Tang et al. observe elegant surface patterns during the solidification of liquid metals, with the most studied alloy in their experiments comprising Ag and Ga. To make the nanoscale patterns, the starting mixture has a very small percentage of one metal (in this case, Ag) within another metal (Ga). The smaller Ag component enriches in certain areas during solidification, leading to phase-separated Ag2Ga and subsequently the formation of bifurcated patterns. These branched patterns can switch to form simple particulate patterns or converge to form patterns with inverse-bifurcation. The chemical composition, the concentration of the components and the cooling process affect the patterns formed but, as noted in a News & Views by Hendrik Heinz, the challenge lies in fully understanding the formation process and predictability of these surface patterns. With more knowledge, this ability to fine-tune features on the surface of an alloy may be useful in heterogeneous catalysis and corrosion prevention.

Over past centuries, in the industrial domain, only two or three elements were combined to form an alloy, with one metal as the principal component (from which the name of the type of alloy, such as ferrous alloy, was derived). However, in 2004, reports of materials made by the combination of five or more metallic elements, in almost equiatomic amounts, began to show that fascinating properties were possible by mixing a handful of elements in this way1,2. The field of high-entropy alloys was born and since, has expanded to include high-entropy oxides, nitrides and bromides, to name a few3,4.

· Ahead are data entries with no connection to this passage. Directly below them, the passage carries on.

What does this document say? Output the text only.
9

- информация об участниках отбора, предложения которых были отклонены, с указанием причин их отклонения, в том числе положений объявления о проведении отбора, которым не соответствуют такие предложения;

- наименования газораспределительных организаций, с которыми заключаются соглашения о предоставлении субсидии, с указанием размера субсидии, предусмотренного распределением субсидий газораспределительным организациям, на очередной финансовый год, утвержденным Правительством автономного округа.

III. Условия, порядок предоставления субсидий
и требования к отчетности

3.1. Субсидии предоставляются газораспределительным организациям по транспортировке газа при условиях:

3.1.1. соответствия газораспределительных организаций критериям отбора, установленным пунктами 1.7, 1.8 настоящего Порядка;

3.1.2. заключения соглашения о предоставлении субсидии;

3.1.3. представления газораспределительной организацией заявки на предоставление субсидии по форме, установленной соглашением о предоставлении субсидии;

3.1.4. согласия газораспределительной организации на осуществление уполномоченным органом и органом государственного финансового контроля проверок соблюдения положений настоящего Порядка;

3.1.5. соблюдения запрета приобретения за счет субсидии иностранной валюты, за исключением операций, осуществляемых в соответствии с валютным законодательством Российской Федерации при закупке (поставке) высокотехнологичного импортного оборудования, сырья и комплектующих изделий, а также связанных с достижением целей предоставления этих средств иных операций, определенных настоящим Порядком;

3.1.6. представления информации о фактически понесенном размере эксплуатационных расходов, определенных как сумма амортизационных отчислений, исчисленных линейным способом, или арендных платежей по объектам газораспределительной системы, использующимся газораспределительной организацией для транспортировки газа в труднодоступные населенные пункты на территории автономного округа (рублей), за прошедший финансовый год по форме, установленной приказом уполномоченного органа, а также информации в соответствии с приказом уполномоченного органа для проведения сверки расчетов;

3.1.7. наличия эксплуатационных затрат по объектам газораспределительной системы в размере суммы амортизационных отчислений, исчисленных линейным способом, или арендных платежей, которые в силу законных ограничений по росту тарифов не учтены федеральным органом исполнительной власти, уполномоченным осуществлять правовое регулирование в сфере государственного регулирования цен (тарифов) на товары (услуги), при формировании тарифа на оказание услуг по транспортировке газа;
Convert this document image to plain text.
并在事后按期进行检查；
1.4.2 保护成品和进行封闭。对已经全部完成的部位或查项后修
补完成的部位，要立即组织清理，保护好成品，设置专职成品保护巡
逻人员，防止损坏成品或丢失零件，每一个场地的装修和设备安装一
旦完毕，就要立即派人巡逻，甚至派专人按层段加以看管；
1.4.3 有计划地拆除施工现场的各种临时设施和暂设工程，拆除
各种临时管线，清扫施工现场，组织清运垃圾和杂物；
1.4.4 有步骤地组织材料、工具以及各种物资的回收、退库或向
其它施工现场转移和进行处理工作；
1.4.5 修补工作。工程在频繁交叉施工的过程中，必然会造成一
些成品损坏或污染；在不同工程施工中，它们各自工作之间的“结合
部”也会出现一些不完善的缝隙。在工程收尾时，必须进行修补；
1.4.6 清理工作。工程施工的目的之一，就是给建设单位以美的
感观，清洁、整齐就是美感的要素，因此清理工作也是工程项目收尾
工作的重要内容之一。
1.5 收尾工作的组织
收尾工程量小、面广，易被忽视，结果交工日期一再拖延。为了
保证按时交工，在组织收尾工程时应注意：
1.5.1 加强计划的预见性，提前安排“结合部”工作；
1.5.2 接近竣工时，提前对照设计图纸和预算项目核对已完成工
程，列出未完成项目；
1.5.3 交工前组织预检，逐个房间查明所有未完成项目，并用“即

However, most methods to prepare high-entropy materials require high temperatures and pressures, or an inert atmosphere and, these requirements limit the substrates on which these materials can be formed5. Now, in the Article by Wang et al., high-entropy nanomaterials are rapidly synthesized within a laser pulse — a set-up that allows the formation of the nanomaterials on a range of substrates, including thermally sensitive ones. Using their laser scanning ablation method, Wang et al. make a wealth of different high-entropy alloys and high-entropy ceramics.

Though not your conventional materials syntheses, the findings in both papers are welcome additions to the pages of Nature Synthesis; showing how the tiniest component of an alloy can have a profound effect on properties, or how in a split-second laser pulse, any of an almost infinite number of alloys may be formed. This ability to yield a vast number of different materials may enable the build-up of data sets on the scale required for machine learning. As these alloys represent the areas of phase diagrams that remain to be investigated, and knowing that concentration means everything in alloys, the task is now to start searching this infinite materials space.